- Genre: Comedy; Mockumentary;
- Created by: Charlie Brooker
- Written by: Charlie Brooker; Jason Hazeley; Joel Morris; Ben Caudell;
- Directed by: Lorry Powles
- Starring: Diane Morgan;
- Country of origin: United Kingdom
- Original language: English
- No. of seasons: 1
- No. of episodes: 5

Production
- Executive producers: Annabel Jones; Alex Moody; Charlie Brooker;
- Producer: Matt Hulme
- Cinematography: Jon Kassell
- Editor: Damon Tai
- Production company: House of Tomorrow

Original release
- Network: BBC Two
- Release: 3 April – 1 May 2018

Related
- Cunk on Earth

= Cunk on Britain =

2018 British mockumentary television series

Cunk on Britain is a British mockumentary television series created by Charlie Brooker starring Diane Morgan as the title character Philomena Cunk, an ill-informed investigative reporter, who originated on Charlie Brooker's Weekly Wipe including the 2016 specials Cunk on Shakespeare and Cunk on Christmas. It premiered on BBC Two on 3 April 2018, and concluded on 1 May 2018, after one season of five episodes. It was followed up in 2022 by a similar series, Cunk on Earth.

==Plot==
Philomena Cunk, an ill-informed and rather dim investigative reporter, retells British history through a series of montages and interviews with experts which feature odd or ridiculous questions.
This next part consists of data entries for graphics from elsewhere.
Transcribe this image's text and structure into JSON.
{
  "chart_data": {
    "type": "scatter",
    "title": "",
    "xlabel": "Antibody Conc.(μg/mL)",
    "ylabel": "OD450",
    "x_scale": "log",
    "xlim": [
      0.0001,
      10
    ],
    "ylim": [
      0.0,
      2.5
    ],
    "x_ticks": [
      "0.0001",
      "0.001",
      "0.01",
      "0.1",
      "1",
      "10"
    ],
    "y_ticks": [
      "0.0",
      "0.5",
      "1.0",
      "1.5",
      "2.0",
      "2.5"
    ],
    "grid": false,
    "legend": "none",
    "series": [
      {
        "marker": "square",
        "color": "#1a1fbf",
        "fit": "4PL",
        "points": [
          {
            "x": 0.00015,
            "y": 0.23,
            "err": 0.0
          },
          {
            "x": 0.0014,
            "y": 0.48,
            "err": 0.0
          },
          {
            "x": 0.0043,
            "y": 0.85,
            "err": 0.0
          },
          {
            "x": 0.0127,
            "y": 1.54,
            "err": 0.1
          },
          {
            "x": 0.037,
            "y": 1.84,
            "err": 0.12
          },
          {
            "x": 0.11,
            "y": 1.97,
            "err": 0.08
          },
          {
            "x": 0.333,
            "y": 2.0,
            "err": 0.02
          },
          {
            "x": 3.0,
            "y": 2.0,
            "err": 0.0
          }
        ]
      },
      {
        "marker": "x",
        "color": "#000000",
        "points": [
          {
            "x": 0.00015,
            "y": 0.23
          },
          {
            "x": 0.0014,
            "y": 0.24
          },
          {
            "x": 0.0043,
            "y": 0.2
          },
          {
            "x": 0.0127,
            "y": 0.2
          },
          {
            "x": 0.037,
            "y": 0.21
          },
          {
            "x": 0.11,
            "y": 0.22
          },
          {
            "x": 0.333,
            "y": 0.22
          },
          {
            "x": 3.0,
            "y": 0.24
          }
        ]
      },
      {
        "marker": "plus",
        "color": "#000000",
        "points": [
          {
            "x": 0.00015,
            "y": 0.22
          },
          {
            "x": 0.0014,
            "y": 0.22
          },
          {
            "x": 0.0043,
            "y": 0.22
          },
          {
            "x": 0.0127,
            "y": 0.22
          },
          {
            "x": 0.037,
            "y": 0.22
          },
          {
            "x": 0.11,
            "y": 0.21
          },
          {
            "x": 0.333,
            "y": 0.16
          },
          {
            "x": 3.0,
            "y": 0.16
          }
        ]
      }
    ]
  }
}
The show featured guest appearances from real-life experts, including Robert Peston, Neil Oliver, Howard Goodall, Tom Holland and Ronald Hutton.

==Episodes==

| No. | Title | Original release date |
|---|---|---|
| 1 | "Beginnings" | 3 April 2018 |
| 2 | "The Empire Strikes Back" | 10 April 2018 |
| 3 | "The Third Episode" | 17 April 2018 |
| 4 | "Twentieth Century Shocks" | 24 April 2018 |
| 5 | "The Arse End of History" | 1 May 2018 |

==Cast and characters==
===Main===
- Diane Morgan as Philomena Cunk

==Filming==

Filming took place in September and October 2017 in Britain and the series began airing on 3 April 2018.

==Reception==
The Guardians Rebecca Nicholson notes, "It’s Cunk’s interviewing style that is the highlight and potentially one of its weaknesses. Chucking questions that make no sense at experts was a success on Screenwipe, and it works particularly well with British history academics, whose politeness and patience only exacerbates the absurdity." New Statesmans Anna Leszkiewicz states, "The success of Cunk as a character is not thanks to her general persona as an ill-informed pundit, but her bizarre turns of phrase."